Ten worthy SGEs have been nominated for this annual award. As I announce the nominees for the 10th Annual SGE of the Year Award, I ask that they please join me on stage.
Region 1: Stephen Gauthier, General Electric, Lynn, MA
Region 2: Stuart Mirowitz, Pfizer, Pearl River, NY
Region 3: Kristyn Grow, Cintas Corporation, Richmond, VA
Region 4: Maxwell C. Bassett, Naval Air Station Jacksonville, FL
Region 5: Bill Nelson, Hendrickson Trailer Commercial Vehicle Systems, Lebanon, IN
Region 6: Haney D. Robertson, LANXESS, Baytown, TX
Region 7: Mike Murphy, Ply Gem, Kearney, MO
Region 8: Ed McGrail, Bechtel National - Pueblo Chemical Agent Pilot Plant, Pueblo, CO
Region 9: Charles Keegan, Marine Corps Logistics Base, Barstow, CA
Region 10: Michelle Steeler, URS, Boise, ID
Congratulations on your nomination and your commitment to worker safety and health. Each of you is a champion, a true VPP Star!
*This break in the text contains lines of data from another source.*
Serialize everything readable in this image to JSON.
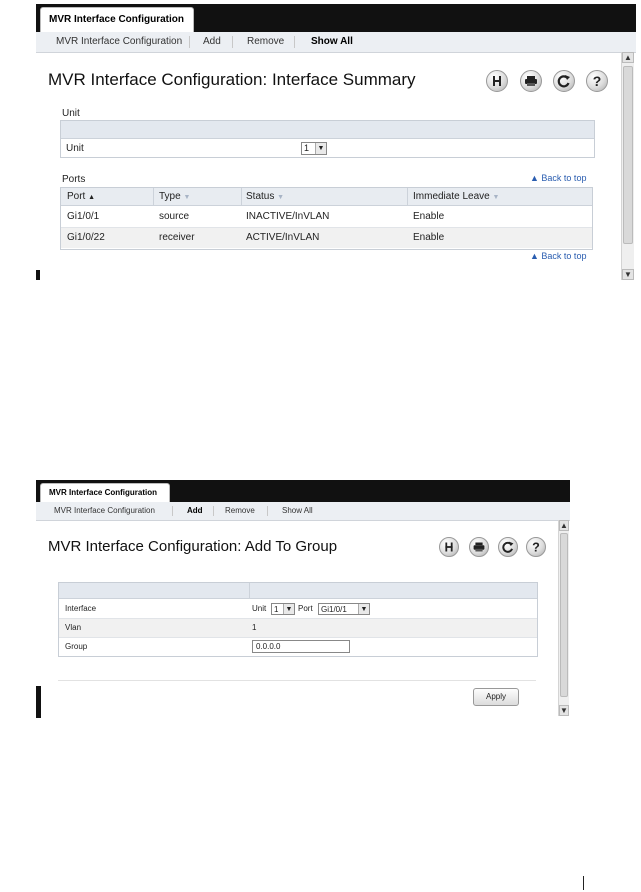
{
  "screen1": {
    "top_tab": "MVR Interface Configuration",
    "subnav": [
      {
        "label": "MVR Interface Configuration"
      },
      {
        "label": "Add"
      },
      {
        "label": "Remove"
      },
      {
        "label": "Show All"
      }
    ],
    "title": "MVR Interface Configuration: Interface Summary",
    "unit_section": {
      "heading": "Unit",
      "label": "Unit",
      "value": "1"
    },
    "ports_section": {
      "heading": "Ports",
      "back_to_top": "Back to top",
      "columns": [
        "Port",
        "Type",
        "Status",
        "Immediate Leave"
      ],
      "rows": [
        [
          "Gi1/0/1",
          "source",
          "INACTIVE/InVLAN",
          "Enable"
        ],
        [
          "Gi1/0/22",
          "receiver",
          "ACTIVE/InVLAN",
          "Enable"
        ]
      ]
    },
    "back_to_top_bottom": "Back to top",
    "icons": [
      "save-icon",
      "print-icon",
      "refresh-icon",
      "help-icon"
    ]
  },
  "screen2": {
    "top_tab": "MVR Interface Configuration",
    "subnav": [
      {
        "label": "MVR Interface Configuration"
      },
      {
        "label": "Add"
      },
      {
        "label": "Remove"
      },
      {
        "label": "Show All"
      }
    ],
    "title": "MVR Interface Configuration: Add To Group",
    "form": {
      "interface_label": "Interface",
      "unit_label": "Unit",
      "unit_value": "1",
      "port_label": "Port",
      "port_value": "Gi1/0/1",
      "vlan_label": "Vlan",
      "vlan_value": "1",
      "group_label": "Group",
      "group_value": "0.0.0.0"
    },
    "apply_label": "Apply",
    "icons": [
      "save-icon",
      "print-icon",
      "refresh-icon",
      "help-icon"
    ]
  }
}
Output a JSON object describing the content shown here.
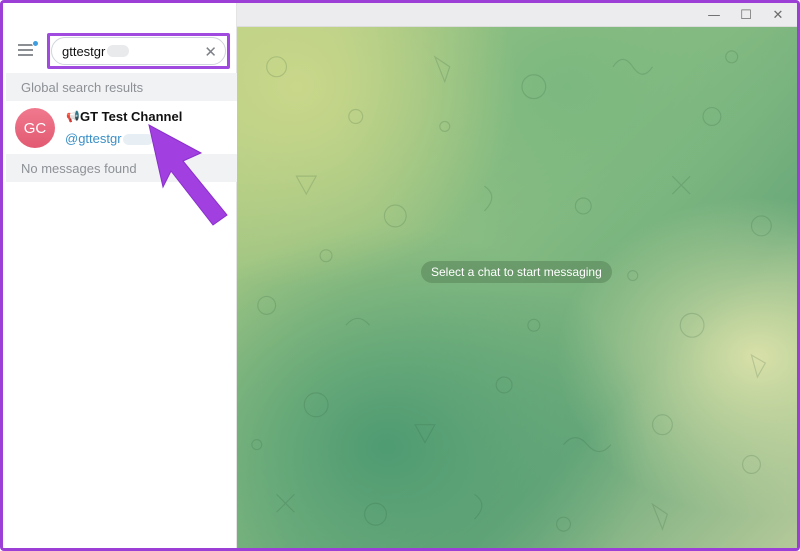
{
  "window": {
    "minimize_icon": "minimize-icon",
    "maximize_icon": "maximize-icon",
    "close_icon": "close-icon",
    "minimize_glyph": "—",
    "maximize_glyph": "☐",
    "close_glyph": "✕"
  },
  "sidebar": {
    "menu_icon": "hamburger-menu-icon",
    "search": {
      "value": "gttestgr",
      "clear_glyph": "✕"
    },
    "global_header": "Global search results",
    "results": [
      {
        "avatar_initials": "GC",
        "type_glyph": "📢",
        "name": "GT Test Channel",
        "handle": "@gttestgr"
      }
    ],
    "messages_header": "No messages found"
  },
  "chat": {
    "empty_text": "Select a chat to start messaging"
  },
  "colors": {
    "accent_border": "#9b3fd6",
    "arrow": "#a13fe0",
    "avatar": "#e9667e",
    "link": "#3a8fc7"
  }
}
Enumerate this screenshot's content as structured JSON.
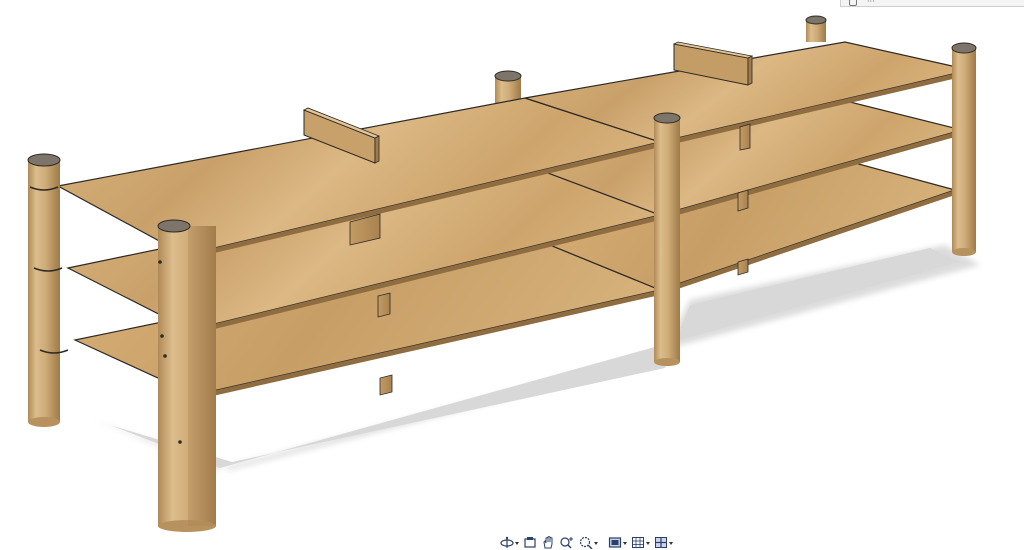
{
  "app": {
    "corner_panel_label": "···"
  },
  "model": {
    "description_text": "",
    "colors": {
      "board_light": "#dcb780",
      "board_mid": "#cfa86f",
      "board_dark": "#b38a52",
      "edge": "#2e2a25",
      "post_light": "#dcbd8c",
      "post_mid": "#c9a36e",
      "post_dark": "#a8824f",
      "post_top": "#7d7569",
      "shadow": "#dedede"
    }
  },
  "toolbar": {
    "buttons": [
      {
        "name": "orbit-tool-button",
        "icon": "orbit-icon",
        "has_menu": true
      },
      {
        "name": "look-at-button",
        "icon": "look-at-icon",
        "has_menu": false
      },
      {
        "name": "pan-button",
        "icon": "hand-pan-icon",
        "has_menu": false
      },
      {
        "name": "zoom-button",
        "icon": "zoom-plus-icon",
        "has_menu": false
      },
      {
        "name": "zoom-window-button",
        "icon": "zoom-window-icon",
        "has_menu": true
      },
      {
        "name": "display-mode-button",
        "icon": "display-mode-icon",
        "has_menu": true
      },
      {
        "name": "grid-button",
        "icon": "grid-icon",
        "has_menu": true
      },
      {
        "name": "viewports-button",
        "icon": "viewports-icon",
        "has_menu": true
      }
    ]
  }
}
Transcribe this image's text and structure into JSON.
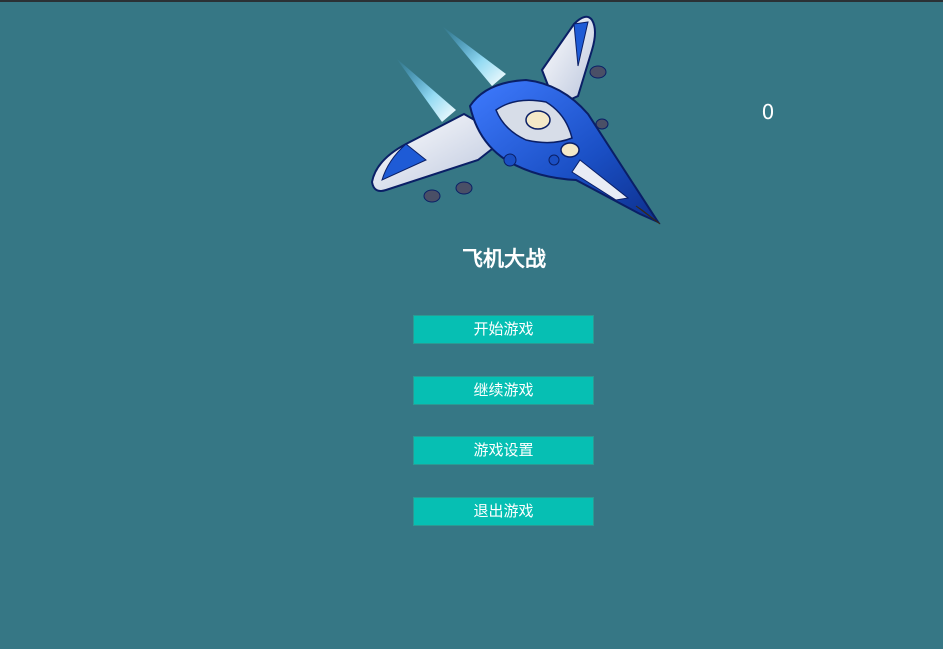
{
  "game": {
    "title": "飞机大战",
    "score": "0",
    "menu": {
      "start": "开始游戏",
      "continue": "继续游戏",
      "settings": "游戏设置",
      "exit": "退出游戏"
    }
  },
  "colors": {
    "background": "#367785",
    "button": "#06bfb3",
    "text": "#ffffff",
    "jet_primary": "#1e5bd6",
    "jet_secondary": "#e8ecf5"
  }
}
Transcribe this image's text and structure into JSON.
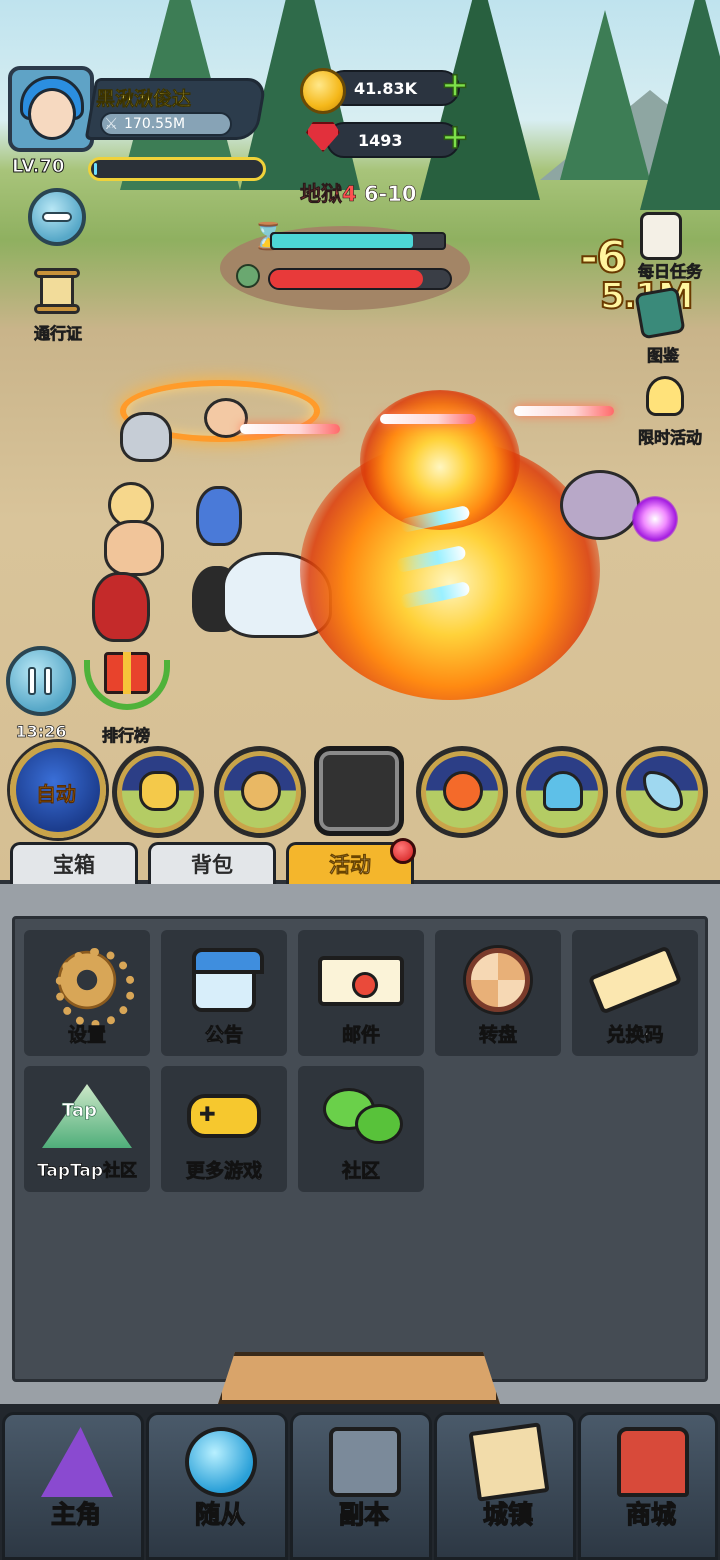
{
  "player": {
    "name": "黑湫湫俊达",
    "power": "170.55M",
    "level": "LV.70",
    "xp_fraction": 0.02
  },
  "resources": {
    "gold": "41.83K",
    "gems": "1493"
  },
  "stage": {
    "zone": "地狱4",
    "level": "6-10",
    "timer_fraction": 0.82,
    "boss_hp_fraction": 0.85
  },
  "left_hud": {
    "battle_pass_label": "通行证",
    "time": "13:26",
    "leaderboard_label": "排行榜"
  },
  "right_hud": {
    "daily_tasks_label": "每日任务",
    "codex_label": "图鉴",
    "limited_event_label": "限时活动",
    "damage_text_1": "-6",
    "damage_text_2": "5.1M"
  },
  "skills": {
    "auto_label": "自动"
  },
  "tabs": [
    {
      "label": "宝箱"
    },
    {
      "label": "背包"
    },
    {
      "label": "活动"
    }
  ],
  "menu": [
    {
      "label": "设置",
      "icon": "gear-icon"
    },
    {
      "label": "公告",
      "icon": "calendar-icon"
    },
    {
      "label": "邮件",
      "icon": "mail-icon"
    },
    {
      "label": "转盘",
      "icon": "wheel-icon"
    },
    {
      "label": "兑换码",
      "icon": "ticket-icon"
    },
    {
      "label": "TapTap社区",
      "icon": "taptap-icon"
    },
    {
      "label": "更多游戏",
      "icon": "gamepad-icon"
    },
    {
      "label": "社区",
      "icon": "chat-icon"
    }
  ],
  "taptap_icon_text": "Tap",
  "bottom_nav": [
    {
      "label": "主角",
      "icon": "wizard-hat-icon"
    },
    {
      "label": "随从",
      "icon": "pet-orb-icon"
    },
    {
      "label": "副本",
      "icon": "dungeon-tower-icon"
    },
    {
      "label": "城镇",
      "icon": "town-map-icon"
    },
    {
      "label": "商城",
      "icon": "shop-icon"
    }
  ],
  "colors": {
    "active_tab": "#f4b62c",
    "hell_text": "#ff5050",
    "boss_hp": "#e83a3a",
    "timer": "#4dd6d6",
    "panel_bg": "#454c54"
  }
}
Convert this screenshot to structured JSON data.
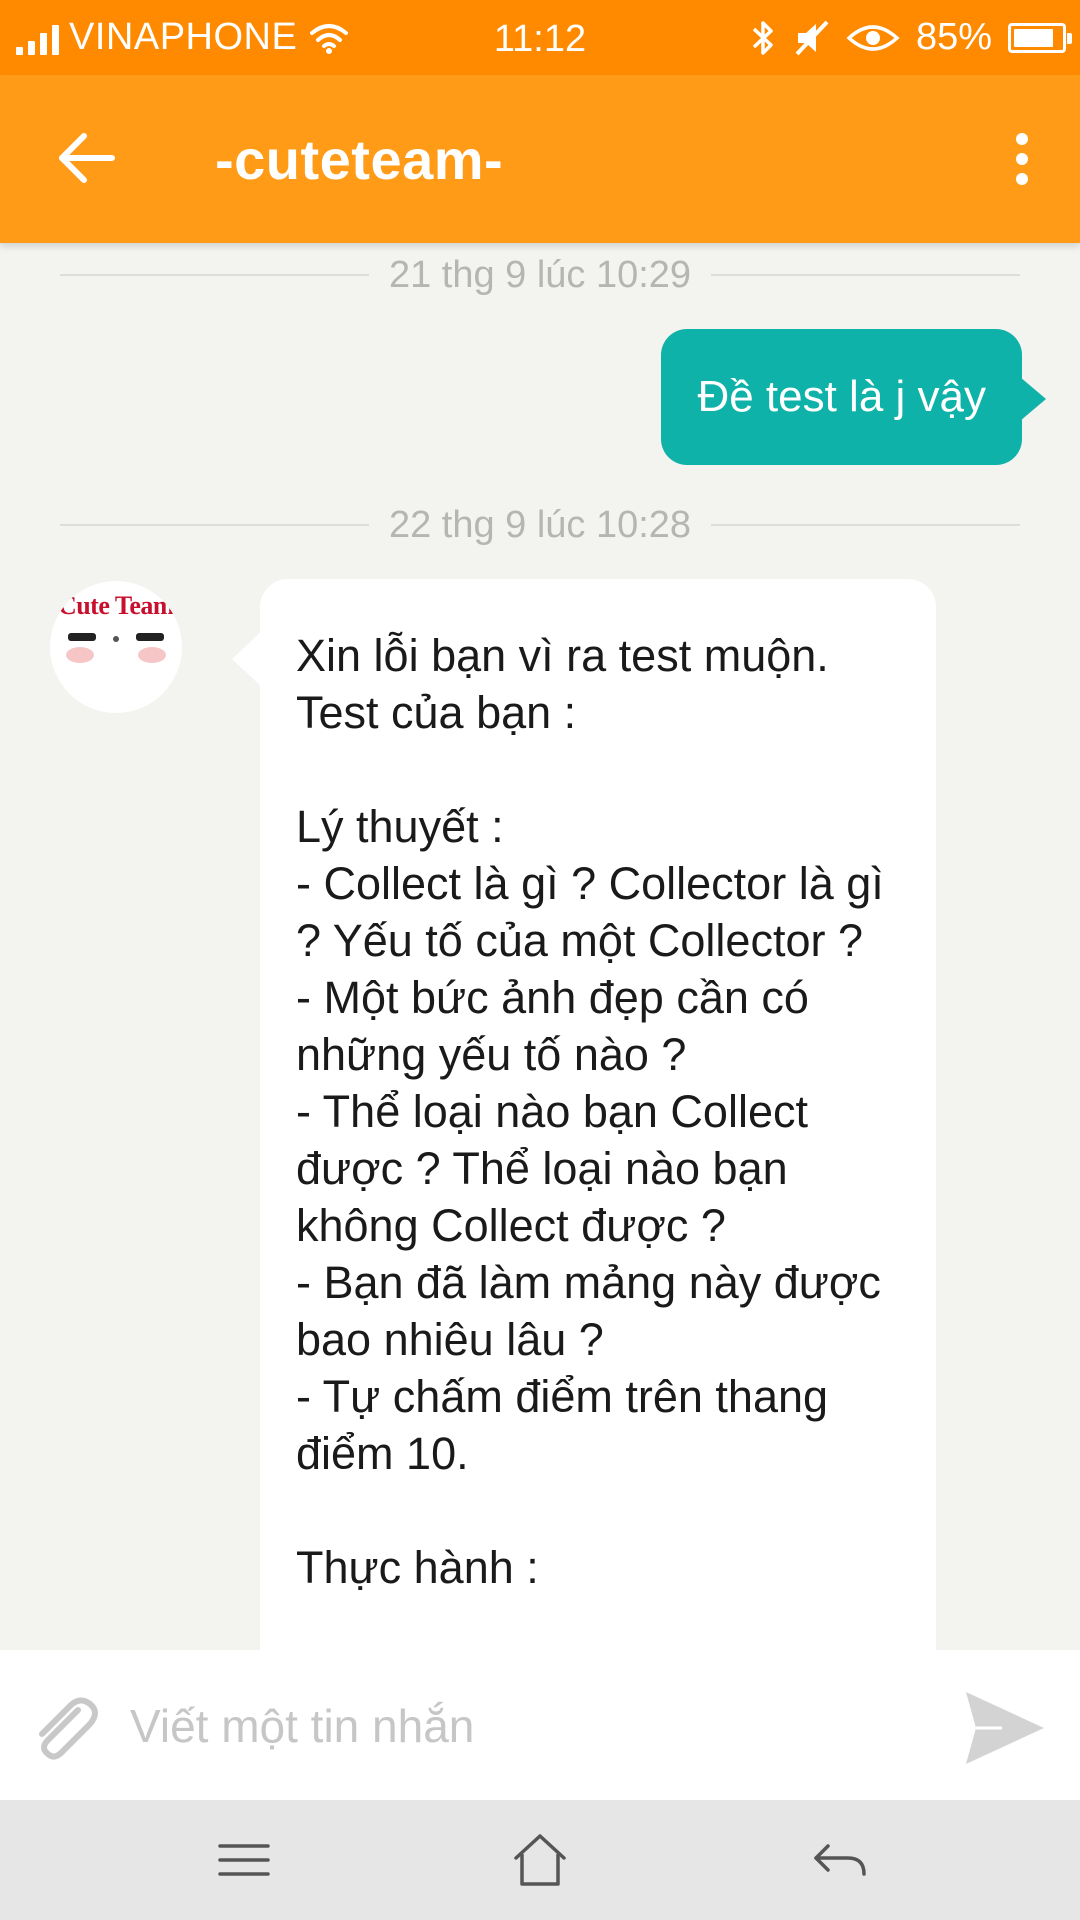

Let's give this year's nominees a big round of applause.
It is now my honor and pleasure to announce the recipient of the 2014 SGE of the Year Award. Please join me in recognizing this year's recipient: Region 7's Mike Murphy.
Now, let me say just a few words about Mike's extraordinary initiative and dedication to VPP.
Mike serves on the Region VII VPPPA as Director-at-Large. He also serves on the Region VII VPPPA Mentoring Program.
Mike volunteered his own facility to host the 2013 SGE class due to travel restrictions. Had Mike not taken this initiative, the Region VII SGE class would have been cancelled for the first time in twelve years.
Mike also mentored 3 private sector sites and 2 DOL sites during 2013.
Finally, Mike volunteers his site so that his local fire department can coordinate in-service training exercises for their fire and rescue personnel.
Mike: On behalf of OSHA, the entire VPP community, and the federal government, we sincerely thank you. Congratulations and good work!